第2話 「わたし」(2)


 事の起こりは、願掛けだった。


 隣町との境にある山の中腹に、クラスメートが「ほこら」と呼んでいる小さな社があった。数時間前、わたしはそこを自転車で訪れたのだった。


 社と言っても知名度があるわけではなく、そもそも家でも近所でも、話題にすら上ったことがない場所だ。それがいつからか恋愛や学業の運を上げると噂になり、ちょっとした鬱憤をため込んでいたわたしは、お供え代わりのコンビニスイーツをリュックに放り込むと、半ば冷やかしのつもりで出かけたのだった。


 見知らぬ男性の車に連れ込まれたのは、願掛けを終えた直後だった。直前に何かやり取りがあった気がするが、よく思い出せない。

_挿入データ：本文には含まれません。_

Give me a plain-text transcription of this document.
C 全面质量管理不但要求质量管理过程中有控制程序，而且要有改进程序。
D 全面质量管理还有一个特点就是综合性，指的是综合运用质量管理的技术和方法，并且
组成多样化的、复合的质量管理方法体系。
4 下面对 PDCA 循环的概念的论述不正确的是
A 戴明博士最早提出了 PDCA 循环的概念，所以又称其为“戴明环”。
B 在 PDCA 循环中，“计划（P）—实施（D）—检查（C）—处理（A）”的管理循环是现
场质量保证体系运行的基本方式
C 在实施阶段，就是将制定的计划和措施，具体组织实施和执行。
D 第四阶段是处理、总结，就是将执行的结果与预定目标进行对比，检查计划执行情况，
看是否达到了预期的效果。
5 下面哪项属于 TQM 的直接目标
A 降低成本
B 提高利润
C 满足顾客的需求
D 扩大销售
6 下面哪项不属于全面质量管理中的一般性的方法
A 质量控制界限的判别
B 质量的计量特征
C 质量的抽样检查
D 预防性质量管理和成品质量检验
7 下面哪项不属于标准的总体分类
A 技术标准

覚えているのは突然、車が目の前に現れたことと、両手を縛られて車に乗せられたことだけだった。


 気が付くとわたしは、運転席の後ろに転がされていた。男性はわたしの質問に一切、答えようとはしなかった。目的地すら知らされない状況に、ふと拉致、監禁という言葉が脳裏をよぎった。今、助けを求めなければ後悔する、そう思っても声がなかなか出なかった。


 お願い、工事の人でも宅配の人でもいいから気づいて――


 わたしの願いもむなしく、車はついに町はずれの倉庫と資材置き場ばかりが目立つ寂れた一角に入りこんでいた。


 こんな場所で、トラックのコンテナにでも閉じ込められたら、絶対に見つからない。わたしは恐怖と絶望で目の前が暗くなるのを覚えた。


 やがて道の片側にうっそうとした屋敷林が見え、車は高い塀を巡らせた邸宅の敷地へと大きくカーブを描きながら入っていった。旧家を思わせる古い家屋が目の前に姿を現し、 男は日本庭園風の庭の一角に車を停めた。


 これからどうなるのだろう。あの家の中には、男性の仲間がいるのだろうか。


「これから降りてもらうが、暴れられると困るので、少し眠ってもらうよ」


 男性はそう言うと、私に近づいてきた。男性の手にはいつの間にか、注射器らしきものが握られていた。


 注射器の針がわたしの顔の前に迫り、わたしは恐怖で身を固くした。やがて首筋にちくりと痛みを感じたかと思うと、次第に意識が遠のいていった。